A Kiss Of Chaos (2009/Maya DVD) + Shake Hands With The Devil (2007/E1 DVD)

 

Picture: C+/C     Sound: C+     Extras: C-/C+     Films: B-/C

 

 

Sometimes a fictional film turns out to have more edge than a similar project based on a serious real life event.  It does not happen often, especially these days, but it can.

 

Ricardo Sean Thompson’s A Kiss Of Chaos (2009) starts out like many of the lame gangster films we’ve seen today, with tough talk, gunplay, a deadly situation caused by involvement in shady business and you know someone will die.  However, the writer/director has us quickly move into the thick of the story showing us that something much more is going on.  You have a subtle betrayal decision that puts a large bag of cocaine on the streets, a female artist who is dealing with her ugly family past (plus its current family repercussions and her private sexual relationships), you have others anxious & desperate to cash in on any opportunity whatsoever, then there are the owners of that narcotic package who want either the package or its cash equivalent… or both.

 

Though the drugs may be a MacGuffin, the point is it also serves as an excuse to be a character study of these people, their surroundings and things that becomes so realistically cold and cynical that this is one of the rare works of late that actually achieves true Film Noir territory versus the hundreds of posers and imitators we have had to suffer through in recent years.  Judy Marte, Manny Perez and Adam Rodriguez (in what he knowns is a scene-stealing role) head a cast of very good actors in one of the few good Gangster tales in post-The Sopranos era.  It may have some inconsistencies, some digital work does not work and we have seen some things here before, but it is one of the only such works of late to seem of its time and era without being a silly copy of endless clichés.

 

Thompson wrote and directed this work and may be one of the few next really promising directors out there in what has become a vast wasteland of wanna bees and phonies.  I hope he gets to make another film.

 

Roger Spottiswoode’s Shake Hands With The Devil, a 2007 effort that wants to tell us about a solider (Roy Dupris) fighting for survival against the same forces that responsible for genocide in Rwanda, sadly lands up being all over the place and despite being based on a book, I thought the script (based on the book by Lt.
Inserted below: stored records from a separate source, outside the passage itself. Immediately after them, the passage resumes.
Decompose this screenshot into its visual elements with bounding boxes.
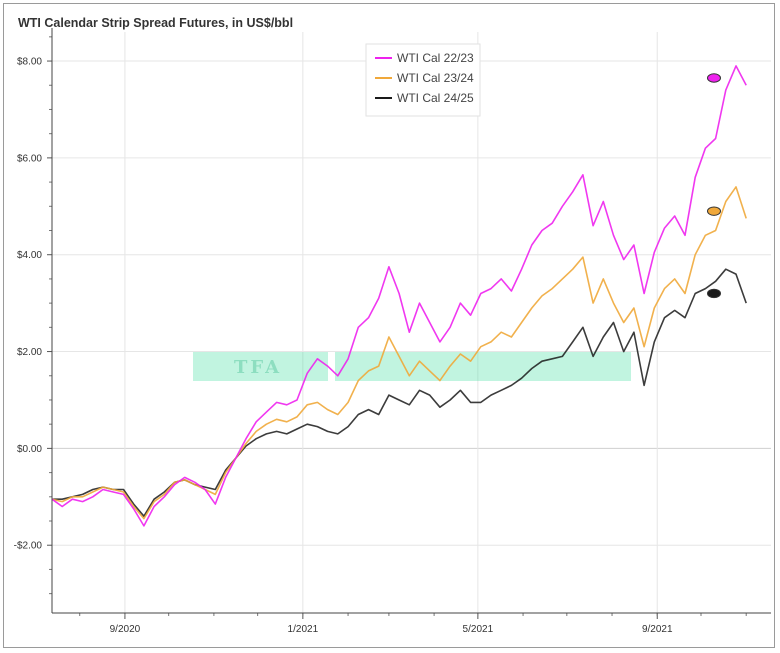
chart-title: WTI Calendar Strip Spread Futures, in US… bbox=[18, 16, 294, 30]
watermark-box-right bbox=[335, 352, 631, 381]
legend-label: WTI Cal 24/25 bbox=[397, 91, 474, 105]
y-tick-label: -$2.00 bbox=[14, 541, 43, 552]
x-tick-label: 9/2020 bbox=[110, 624, 141, 635]
legend: WTI Cal 22/23 WTI Cal 23/24 WTI Cal 24/25 bbox=[365, 43, 481, 117]
y-tick-label: $4.00 bbox=[17, 250, 42, 261]
x-tick-label: 1/2021 bbox=[288, 624, 319, 635]
y-tick-label: $8.00 bbox=[17, 57, 42, 68]
legend-label: WTI Cal 23/24 bbox=[397, 71, 474, 85]
axes: $8.00 $6.00 $4.00 $2.00 $0.00 -$2.00 9/2020 1/2… bbox=[14, 28, 771, 635]
y-tick-label: $2.00 bbox=[17, 347, 42, 358]
series-end-marker-1 bbox=[707, 73, 721, 83]
legend-label: WTI Cal 22/23 bbox=[397, 51, 474, 65]
grid-lines bbox=[52, 32, 771, 613]
series-line-2 bbox=[51, 186, 747, 520]
watermark: TFA bbox=[193, 352, 631, 381]
legend-box bbox=[365, 43, 481, 117]
series-end-marker-3 bbox=[707, 288, 721, 299]
series-end-marker-2 bbox=[707, 206, 721, 216]
x-tick-label: 9/2021 bbox=[642, 624, 673, 635]
y-tick-label: $6.00 bbox=[17, 153, 42, 164]
watermark-text: TFA bbox=[234, 357, 282, 378]
series-line-3 bbox=[52, 268, 747, 518]
x-tick-label: 5/2021 bbox=[463, 624, 494, 635]
series-line-1 bbox=[51, 65, 747, 527]
series-lines bbox=[51, 65, 747, 527]
y-tick-label: $0.00 bbox=[17, 444, 42, 455]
Roméo Ballaire, who Dupris plays) did not go all the way or beyond the confines of a very sadly predictable path of his story.

 

Working for the U.N., on behalf of his home country of Canada, he becomes a lone voice trying to go beyond the peacekeeping mandate in the country because the genocidal situation is so bad that he rightly believes it is insufficient to stop much worse form happening.  Though the acting is good and intent is sincere, the film is not much above a telefilm and feels late versus the likes of Hotel Rwanda, but it is at least a record if the truth.  The cast is good including mostly unknown actors here and the interesting Deborah Kara Unger.  At least it is an ambitious work.

 

The anamorphically enhanced 2.35 X 1 image on both features have their issues, both on the soft side, but Devil has larger issues with less detail and consistency throughout.  Chaos has some good shots and has a smart use of color that seems to be too rare these days.  The Dolby Digital 5.1 mixes on each also are really pushing the dialogue-based films which are more than simple stereo at best, though Chaos has more of a soundfield because it has good ideas about ambience in its soundmix.

 

Extras on Devil include a feature length audio commentary track with Spottiswoode & Ballaire, second with the other filmmakers and a Making Of featurette, while Chaos only has some trailers when it deserves much more.